Pediatric Considerations

The safety and effectiveness of Ervebo in individuals <12 months of age have not been established.

Geriatric Considerations

Clinical studies of Ervebo did not include sufficient numbers of patients ≥65 years of age to determine whether they respond differently from younger patients.

Ervebo Pharmacokinetics

See Literature

Ervebo Interactions


May test (+) results for anti-Ebola glycoprotein (GP) antibody and/or Ebola GP nucleic acid or antigens.

Ervebo Adverse Reactions

Adverse Reactions

Inj site reactions (pain, swelling, redness), headache, feverishness, muscle pain, fatigue, joint pain, nausea, arthritis, rash, abnormal sweating; also for children: decreased appetite, crying, somnolence, reduced activity, diarrhea, vomiting, mouth ulceration, chills, irritability.

Ervebo Clinical Trials

Clinical Trials

Clinical efficacy of Ervebo was assessed in Study 3.
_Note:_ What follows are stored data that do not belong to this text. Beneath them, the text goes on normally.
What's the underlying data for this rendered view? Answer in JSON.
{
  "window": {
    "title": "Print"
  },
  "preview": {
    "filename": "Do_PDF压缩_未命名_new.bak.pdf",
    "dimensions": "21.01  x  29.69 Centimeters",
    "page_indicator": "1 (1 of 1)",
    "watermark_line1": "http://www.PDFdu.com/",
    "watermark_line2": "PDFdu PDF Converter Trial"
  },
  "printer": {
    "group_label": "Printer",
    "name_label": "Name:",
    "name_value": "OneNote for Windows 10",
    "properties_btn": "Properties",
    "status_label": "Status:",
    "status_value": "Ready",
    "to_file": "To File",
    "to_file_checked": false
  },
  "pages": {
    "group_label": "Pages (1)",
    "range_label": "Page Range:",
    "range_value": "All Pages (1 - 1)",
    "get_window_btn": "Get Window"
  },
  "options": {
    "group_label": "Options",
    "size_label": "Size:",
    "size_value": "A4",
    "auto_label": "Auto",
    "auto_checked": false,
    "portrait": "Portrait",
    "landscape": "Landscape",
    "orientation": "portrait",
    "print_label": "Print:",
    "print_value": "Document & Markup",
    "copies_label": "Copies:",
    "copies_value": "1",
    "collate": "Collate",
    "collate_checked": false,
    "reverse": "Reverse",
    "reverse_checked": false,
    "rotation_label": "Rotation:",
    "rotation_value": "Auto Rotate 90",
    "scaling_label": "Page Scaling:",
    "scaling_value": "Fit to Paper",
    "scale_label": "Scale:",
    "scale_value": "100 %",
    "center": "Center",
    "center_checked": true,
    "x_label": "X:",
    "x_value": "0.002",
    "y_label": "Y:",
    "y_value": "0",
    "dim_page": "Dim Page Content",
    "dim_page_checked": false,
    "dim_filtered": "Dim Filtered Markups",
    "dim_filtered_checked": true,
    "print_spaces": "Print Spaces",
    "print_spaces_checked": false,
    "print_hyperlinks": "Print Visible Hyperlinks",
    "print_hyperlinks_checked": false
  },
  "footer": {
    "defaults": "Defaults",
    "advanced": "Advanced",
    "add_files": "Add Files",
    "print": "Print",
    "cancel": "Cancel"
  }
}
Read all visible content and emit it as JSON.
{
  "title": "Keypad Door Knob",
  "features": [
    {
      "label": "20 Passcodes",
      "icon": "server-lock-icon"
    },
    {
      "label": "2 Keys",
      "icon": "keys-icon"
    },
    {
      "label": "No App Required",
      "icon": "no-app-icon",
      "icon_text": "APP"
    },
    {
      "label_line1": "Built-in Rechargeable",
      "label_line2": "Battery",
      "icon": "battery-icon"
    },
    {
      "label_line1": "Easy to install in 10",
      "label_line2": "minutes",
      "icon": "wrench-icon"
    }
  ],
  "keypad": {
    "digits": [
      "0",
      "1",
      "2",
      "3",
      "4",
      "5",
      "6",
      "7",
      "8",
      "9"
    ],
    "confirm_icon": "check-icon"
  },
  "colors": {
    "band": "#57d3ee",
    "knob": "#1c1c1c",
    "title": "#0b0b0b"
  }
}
  • Study 3 (Ring vaccination study) was an open-label, randomized cluster (ring) vaccination study conducted in the Republic of Guinea during the 2014 outbreak.
  • Each cluster was composed of contacts and contacts of contacts of individuals with laboratory-confirmed Ebola virus disease (EVD).
  • Clusters were randomly assigned to receive either an "immediate" vaccination or a 21-day "delayed" vaccination.
  • In the primary efficacy analysis, 3,537 patients ≥18 years of age were considered contacts and contacts of contacts of an index case with laboratory-confirmed EVD. Of these, 2,108 were included in 51 immediate vaccination clusters, and 1,429 were included in 46 delayed vaccination clusters.

In the primary efficacy analysis, the number of cases of laboratory-confirmed EVD in patients vaccinated in immediate vaccination clusters was compared to the number of cases in patients in delayed vaccination clusters. Cases of EVD that occurred between Day 10 and Day 31 post-randomization of the cluster were included in the analysis. Vaccine efficacy was 100% (95% CI, 63.5%-100%); no cases of confirmed EVD were observed in the immediate vaccination clusters, and 10 confirmed cases of EVD were seen in a total of 4 delayed vaccination clusters between Day 10 and Day 31 post-randomization.

Ervebo Note

Not Applicable

Ervebo Patient Counseling

Patient Counseling

Advise vaccine recipients of the following:

  • Ervebo has not been demonstrated to provide protection against disease caused by viruses other than Zaire ebolavirus.
  • After vaccination with Ervebo, individuals at risk should continue to protect themselves from exposure to Zaire ebolavirus.
  • Ervebo may not protect all vaccinated individuals.
  • Transmission of vaccine virus is a theoretical possibility.
  • Vaccine virus RNA has been detected in blood, saliva, or urine for up to 14 days after vaccination. The duration of shedding is not known; however, samples taken 28 days after vaccination tested negative. Vaccine virus RNA has been detected in fluid from skin vesicles that appeared after vaccination.

Instruct vaccine recipients to:

  • Report any adverse reactions to their health care provider.
  • Seek immediate medical attention if any signs or symptoms of a hypersensitivity reaction occur after vaccination.